Further advice on communicating with members is available here branches should pay special attention to the advice on contacting members through social media.
MyTSSA and GDPR
MyTSSA makes membership records available to members to check and update their information, and that information is available to Division Council and Branch Officers, Company Reps or Local Reps when they have been associated with a Reps' Constituency.
MyTSSA is a key resource for organising, recruiting and communicating with members but it must be used in line with the principles of GDPR that were listed at the top of this page.
Adequate, relevant and limited to what is necessary – the information that is made available to you through MyTSSA has been done so with this principle in mind – but do not keep records on members that are unnecessary or excessive.
Accurate and kept up to date – MyTSSA is our main tool for ensuring this. Encourage members to update their membership information and you update the membership information where you can (branch and local reps can update member workplace details, only members themselves can update their personal information).
Kept only as long as necessary – we make details of 'left' and 'withdrawn' members available to you through MyTSSA for 12 weeks, after that they are hidden. The most accurate membership information is available each day. Do not store lists.
Kept securely – never share your login and never share the membership information that is made available to your for the purpose of carrying out your role. Protect your MyTSSA account and the data trusted to you with a secure password and take steps to avoid the most common causes of data breaches.
- data posted or faxed to incorrect recipients
- loss or theft of paperwork
- data sent by email to the incorrect recipient
- failure to redact data
- failure to use bcc when sending email
Take steps to avoid these problems by always checking your recipient list when posting or emailing, keeping TSSA lists and paperwork securely locked away, redacting data when necessary and never sending emails to more than one member using the 'To:' button. To email your members, TSSA has previously recommended using Mailchimp. This advice will be updated on our site shortly and a link made available here.

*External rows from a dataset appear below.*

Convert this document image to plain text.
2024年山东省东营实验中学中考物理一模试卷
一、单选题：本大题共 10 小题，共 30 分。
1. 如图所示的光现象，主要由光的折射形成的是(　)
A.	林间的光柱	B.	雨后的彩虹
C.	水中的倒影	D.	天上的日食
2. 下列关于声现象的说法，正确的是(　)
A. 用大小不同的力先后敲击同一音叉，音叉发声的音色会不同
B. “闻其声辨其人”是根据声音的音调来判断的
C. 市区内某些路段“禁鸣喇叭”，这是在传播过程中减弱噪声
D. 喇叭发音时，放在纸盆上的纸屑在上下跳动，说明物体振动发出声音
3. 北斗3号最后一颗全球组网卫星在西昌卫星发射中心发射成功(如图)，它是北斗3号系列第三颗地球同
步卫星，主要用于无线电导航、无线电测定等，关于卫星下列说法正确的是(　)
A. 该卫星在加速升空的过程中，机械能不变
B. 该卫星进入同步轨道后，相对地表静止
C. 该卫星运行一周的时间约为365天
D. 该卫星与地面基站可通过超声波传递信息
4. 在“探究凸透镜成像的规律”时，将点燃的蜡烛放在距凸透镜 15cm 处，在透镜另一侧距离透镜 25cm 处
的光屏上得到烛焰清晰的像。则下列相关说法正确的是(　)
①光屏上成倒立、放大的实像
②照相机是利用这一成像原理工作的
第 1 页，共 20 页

Source: Information Commissioners Office website '2017-18 top five categories of reported breach'
Data Protection Officer
In line with the regulation TSSA has a designated DPO – Will Boisseau. If you are in any doubt about the actions to take or suspect you have inadvertently caused a breach you should consult him without delay by email at email@example.com. Will will get back to you with advice as soon as he is able to do so.
The GDPR requires us to put in place appropriate technical and organisational measures to implement the data protection principles and safeguard individual rights. This is known as ‘data protection by design and by default’. This means, in essence, that as an organisation the TSSA has to integrate or ‘bake in’ data protection to all our processing activities and business practices. In response to the GDPR we will continuously review all our Information Security processes and procedures. We have an on-going process of improvement including running staff training and representative awareness programmes. Our privacy notices have been updated and re-issued.
These policies, procedures and notices are designed to guide the actions we take as reps and officers in working to protect the privacy of the personal data that our members entrust us with.
This advice was last updated on 7 June 2021.